How does this thing work? I believe the tool comes with every new SR9 & SR9C. I guess it is supposed to make loading ammo easier. I can't figure out how it does that. I have the "Uplula" on order but the loading tool that comes with the pistol is beyond my level of expertise. Any help would be appreciated.


----------



## mesz13

*it aint easy*

I have the same gun and purchased the lula uploader its a piece of cake, the ruger one is just difficult to use, it works you just gotta take some time and go slow. The hook on the top goes over the rear of the mag, u press down and partially slide the round in till it hooks into the mag then u can release the loader and finish pushing the round in. its not a speed loader so dont try to use it that way you will just get frustrated.


----------



## recoilguy

Put the loader over the top of the mag hook to the rear. Slide the device down the mag and the hook will depress the inside of the mag. Hold it there and take a 9mm bullet. with the primer to the rear slide it in until the back of the bullet hits the hook. release pressure on the loader so the hook is now above the partially loaded bullet. Push the bullet completely to the rear of the mag.....repeat. 

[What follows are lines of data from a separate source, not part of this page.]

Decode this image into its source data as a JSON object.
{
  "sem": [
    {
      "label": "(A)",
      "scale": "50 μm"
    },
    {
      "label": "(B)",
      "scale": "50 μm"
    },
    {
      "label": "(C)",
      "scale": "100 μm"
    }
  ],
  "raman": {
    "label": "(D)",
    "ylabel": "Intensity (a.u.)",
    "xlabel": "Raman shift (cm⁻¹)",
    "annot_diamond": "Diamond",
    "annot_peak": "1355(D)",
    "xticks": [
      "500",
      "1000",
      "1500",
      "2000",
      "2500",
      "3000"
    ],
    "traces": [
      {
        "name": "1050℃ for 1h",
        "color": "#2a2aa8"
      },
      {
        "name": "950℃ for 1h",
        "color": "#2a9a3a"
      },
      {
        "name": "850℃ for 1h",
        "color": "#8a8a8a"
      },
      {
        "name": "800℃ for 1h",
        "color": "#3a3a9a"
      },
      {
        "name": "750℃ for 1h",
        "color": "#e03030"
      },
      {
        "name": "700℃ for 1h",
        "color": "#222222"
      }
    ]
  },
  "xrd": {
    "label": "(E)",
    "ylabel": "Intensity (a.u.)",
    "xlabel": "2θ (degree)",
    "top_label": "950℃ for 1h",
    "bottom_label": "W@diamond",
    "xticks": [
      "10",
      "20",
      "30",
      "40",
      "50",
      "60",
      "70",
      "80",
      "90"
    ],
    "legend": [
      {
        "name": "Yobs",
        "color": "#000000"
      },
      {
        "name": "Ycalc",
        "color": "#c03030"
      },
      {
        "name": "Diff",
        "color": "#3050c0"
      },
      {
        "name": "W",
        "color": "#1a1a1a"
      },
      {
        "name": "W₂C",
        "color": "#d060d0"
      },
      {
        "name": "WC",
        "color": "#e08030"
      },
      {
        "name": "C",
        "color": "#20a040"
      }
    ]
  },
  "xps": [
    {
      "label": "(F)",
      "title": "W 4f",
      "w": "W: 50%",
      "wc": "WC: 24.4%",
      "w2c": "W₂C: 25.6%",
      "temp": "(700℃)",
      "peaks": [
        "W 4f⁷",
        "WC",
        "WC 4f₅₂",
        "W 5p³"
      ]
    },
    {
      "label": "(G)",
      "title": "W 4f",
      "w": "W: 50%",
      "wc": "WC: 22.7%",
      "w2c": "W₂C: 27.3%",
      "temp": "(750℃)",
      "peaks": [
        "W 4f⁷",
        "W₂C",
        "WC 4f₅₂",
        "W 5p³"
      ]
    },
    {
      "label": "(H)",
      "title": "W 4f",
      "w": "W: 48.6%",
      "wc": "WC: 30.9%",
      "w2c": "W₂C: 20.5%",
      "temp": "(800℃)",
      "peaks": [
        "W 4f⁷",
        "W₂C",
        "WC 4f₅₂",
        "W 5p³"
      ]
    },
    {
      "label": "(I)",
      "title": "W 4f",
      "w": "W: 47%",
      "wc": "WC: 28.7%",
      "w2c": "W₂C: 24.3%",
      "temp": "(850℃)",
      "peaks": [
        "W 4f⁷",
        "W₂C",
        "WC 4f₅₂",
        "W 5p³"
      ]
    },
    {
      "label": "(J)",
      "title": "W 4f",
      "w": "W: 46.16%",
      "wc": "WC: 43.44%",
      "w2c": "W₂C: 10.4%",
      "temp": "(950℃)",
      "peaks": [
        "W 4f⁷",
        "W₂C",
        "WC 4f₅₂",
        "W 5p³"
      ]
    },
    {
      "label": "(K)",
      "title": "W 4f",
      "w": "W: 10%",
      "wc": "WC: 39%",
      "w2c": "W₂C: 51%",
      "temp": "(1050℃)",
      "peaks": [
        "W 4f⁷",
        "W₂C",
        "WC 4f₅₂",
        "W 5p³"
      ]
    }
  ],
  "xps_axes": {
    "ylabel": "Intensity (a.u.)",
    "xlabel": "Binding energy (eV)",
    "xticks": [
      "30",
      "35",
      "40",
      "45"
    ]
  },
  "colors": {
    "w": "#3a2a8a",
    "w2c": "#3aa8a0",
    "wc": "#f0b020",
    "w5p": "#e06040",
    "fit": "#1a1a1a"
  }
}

It is really pretty easy once you get it figured out. Not super fast but way easier on your thumb.

RCG


----------



## metweezer

recoilguy said:


> Put the loader over the top of the mag hook to the rear. Slide the device down the mag and the hook will depress the inside of the mag. Hold it there and take a 9mm bullet. with the primer to the rear slide it in until the back of the bullet hits the hook. release pressure on the loader so the hook is now above the partially loaded bullet. Push the bullet completely to the rear of the mag.....repeat.
> 
> It is really pretty easy once you get it figured out. Not super fast but way easier on your thumb.
> 
> RCG


Followed your advice but after 3 rounds I couldn't compress the mag spring any further (it's brand new and has never been loaded). Hopefully the Uplula will make it easier. Tks for your help.


----------



## metweezer

*I Got It!*

Okay I was using the tool incorrectly. Loaded all my magazines easily. Thanks again :smt023


----------



## dondavis3

I too bought a Uplula loader.

I've got several loaders that came with my guns.

And all tho they work, none work as well as the Uplula.

IMHO

:smt1099


----------



## cougartex

Uplula :smt023 :smt023


----------



## Leo

Yep, I bought an UpLULA 24222 and it worked great for my 9mm & .45 ACP magazines. Loading the magazines can never be easier.


----------